Liebe Kolleginnen und Kollegen,
bitte beachten Sie die folgende Sicherheitsmeldung.
Betroffene Software:
Microsoft Edge
Betroffene Plattformen:
Microsoft Windows 10 x64
Microsoft Windows 10 x86
Microsoft Windows 10 x64 v1511
Microsoft Windows 10 x86 v1511
Microsoft Windows 10 x64 v1607
Microsoft Windows 10 x86 v1607
Microsoft Windows 10 x64 v1703
Microsoft Windows 10 x86 v1703
Microsoft Windows Server 2016
Mehrere Schwachstellen in Microsoft Edge ermöglichen einem entfernten, nicht
authentifizierten Angreifer die Ausführung beliebigen Programmcodes mit den
Rechten des angemeldeten Benutzers.
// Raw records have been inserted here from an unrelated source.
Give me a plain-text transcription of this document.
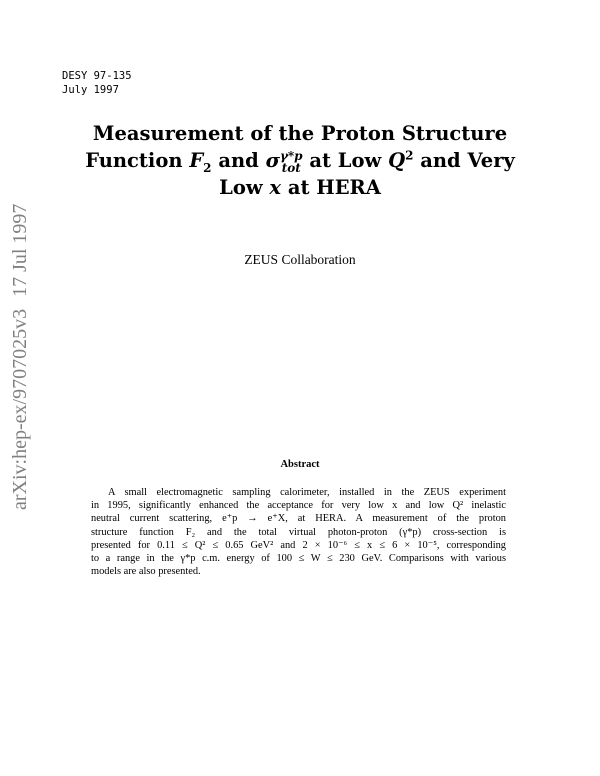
DESY 97-135
July 1997
Measurement of the Proton Structure
Function $F_2$ and σ γ*p
tot at Low $Q^2$ and Very
Low x at HERA
ZEUS Collaboration
arXiv:hep-ex/9707025v317 Jul 1997
Abstract
A small electromagnetic sampling calorimeter, installed in the ZEUS experiment
in 1995, significantly enhanced the acceptance for very low x and low Q² inelastic
neutral current scattering, e⁺p → e⁺X, at HERA. A measurement of the proton
structure function F₂ and the total virtual photon-proton (γ*p) cross-section is
presented for 0.11 ≤ Q² ≤ 0.65 GeV² and 2 × 10⁻⁶ ≤ x ≤ 6 × 10⁻⁵, corresponding
to a range in the γ*p c.m. energy of 100 ≤ W ≤ 230 GeV. Comparisons with various
models are also presented.
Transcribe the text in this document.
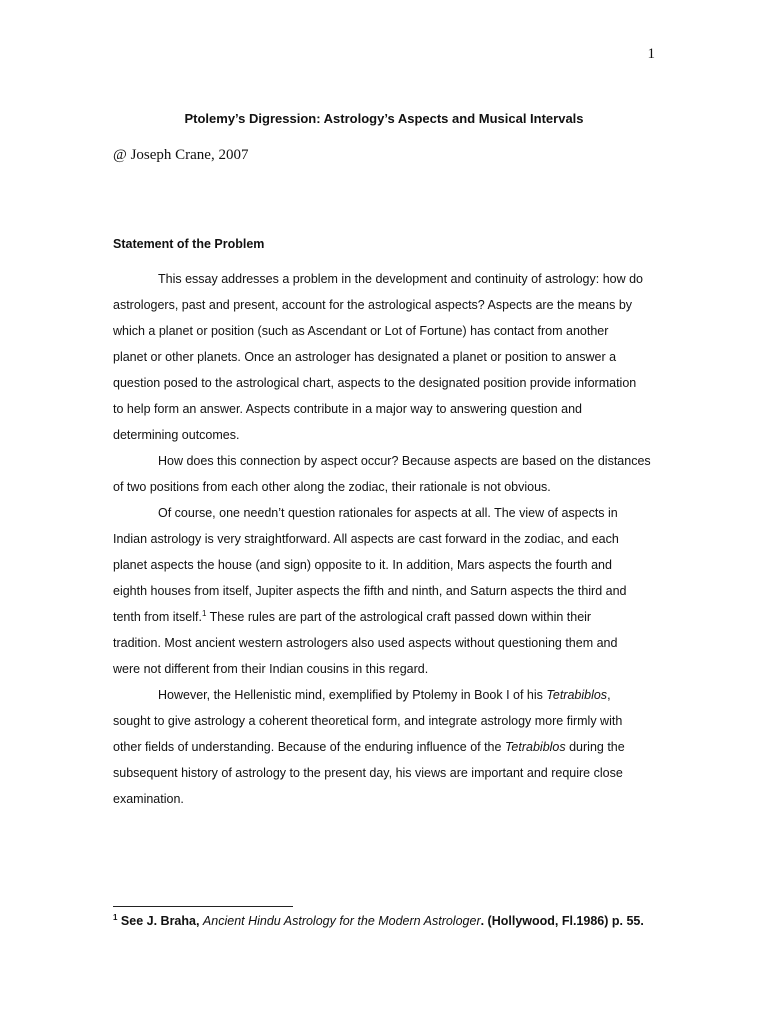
1
Ptolemy’s Digression: Astrology’s Aspects and Musical Intervals
@ Joseph Crane, 2007
Statement of the Problem
This essay addresses a problem in the development and continuity of astrology: how do
astrologers, past and present, account for the astrological aspects? Aspects are the means by
which a planet or position (such as Ascendant or Lot of Fortune) has contact from another
planet or other planets. Once an astrologer has designated a planet or position to answer a
question posed to the astrological chart, aspects to the designated position provide information
to help form an answer. Aspects contribute in a major way to answering question and
determining outcomes.
How does this connection by aspect occur? Because aspects are based on the distances
of two positions from each other along the zodiac, their rationale is not obvious.
Of course, one needn’t question rationales for aspects at all. The view of aspects in
Indian astrology is very straightforward. All aspects are cast forward in the zodiac, and each
planet aspects the house (and sign) opposite to it. In addition, Mars aspects the fourth and
eighth houses from itself, Jupiter aspects the fifth and ninth, and Saturn aspects the third and
tenth from itself.$^1$ These rules are part of the astrological craft passed down within their
tradition. Most ancient western astrologers also used aspects without questioning them and
were not different from their Indian cousins in this regard.
However, the Hellenistic mind, exemplified by Ptolemy in Book I of his Tetrabiblos,
sought to give astrology a coherent theoretical form, and integrate astrology more firmly with
other fields of understanding. Because of the enduring influence of the Tetrabiblos during the
subsequent history of astrology to the present day, his views are important and require close
examination.
$^1$ See J. Braha, Ancient Hindu Astrology for the Modern Astrologer. (Hollywood, Fl.1986) p. 55.
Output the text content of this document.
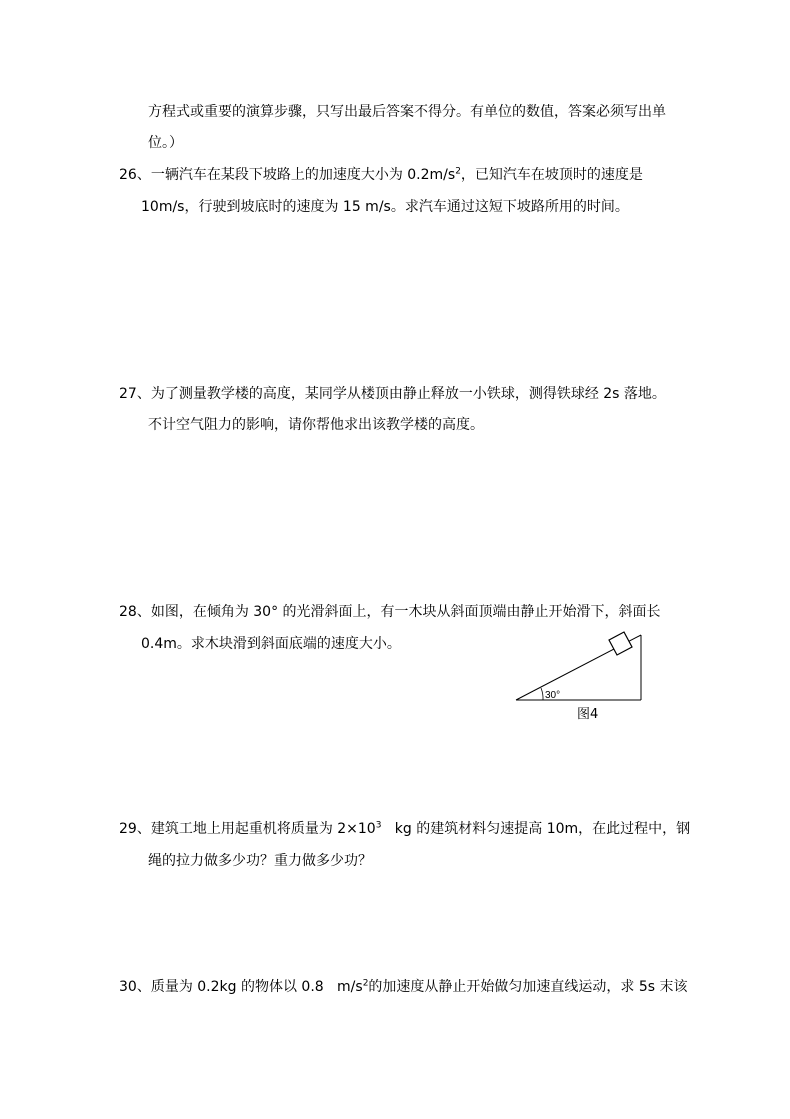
方程式或重要的演算步骤，只写出最后答案不得分。有单位的数值，答案必须写出单
位。）
26、一辆汽车在某段下坡路上的加速度大小为 $0.2m/s^2$，已知汽车在坡顶时的速度是
10m/s，行驶到坡底时的速度为 15 m/s。求汽车通过这短下坡路所用的时间。
27、为了测量教学楼的高度，某同学从楼顶由静止释放一小铁球，测得铁球经 2s 落地。
不计空气阻力的影响，请你帮他求出该教学楼的高度。
28、如图，在倾角为 30° 的光滑斜面上，有一木块从斜面顶端由静止开始滑下，斜面长
0.4m。求木块滑到斜面底端的速度大小。
30°
图4
29、建筑工地上用起重机将质量为 $2\times 10^3$   kg 的建筑材料匀速提高 10m，在此过程中，钢
绳的拉力做多少功？重力做多少功？
30、质量为 0.2kg 的物体以 0.8   $m/s^2$的加速度从静止开始做匀加速直线运动，求 5s 末该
Falls der Benutzer mit
Administratorrechten ausgestattet ist, kann der Angreifer das System
eventuell vollständig übernehmen. Weitere Schwachstellen ermöglichen einem
Angreifer zudem das Ausspähen von Informationen sowie das Umgehen von
Sicherheitsvorkehrungen.
Von den Schwachstellen sind teilweise unterschiedliche Versionen des
Betriebssystems Microsoft Windows 10 sowie das Server-Betriebssystem
Microsoft Server 2016 betroffen. Die Schwachstellen werden mit den
Juni-Sicherheitsupdates behoben.
Patch:
Microsoft Security Update Guide
https://portal.msrc.microsoft.com/de-de/security-guidance
CVE-2017-8555: Schwachstelle in Microsoft Edge ermöglicht Umgehen von
Sicherheitsvorkehrungen
Microsoft Edge enthält eine Schwachstelle, weil die Content Security Policy
(CSP) bestimmte speziell präparierte Dokumente nicht korrekt validiert. Ein
entfernter, nicht authentisierter Angreifer kann diese Schwachstelle
ausnutzen, indem er einen Benutzer auf eine bösartig präparierte Webseite
leitet und dadurch die Content Security Policy umgehen.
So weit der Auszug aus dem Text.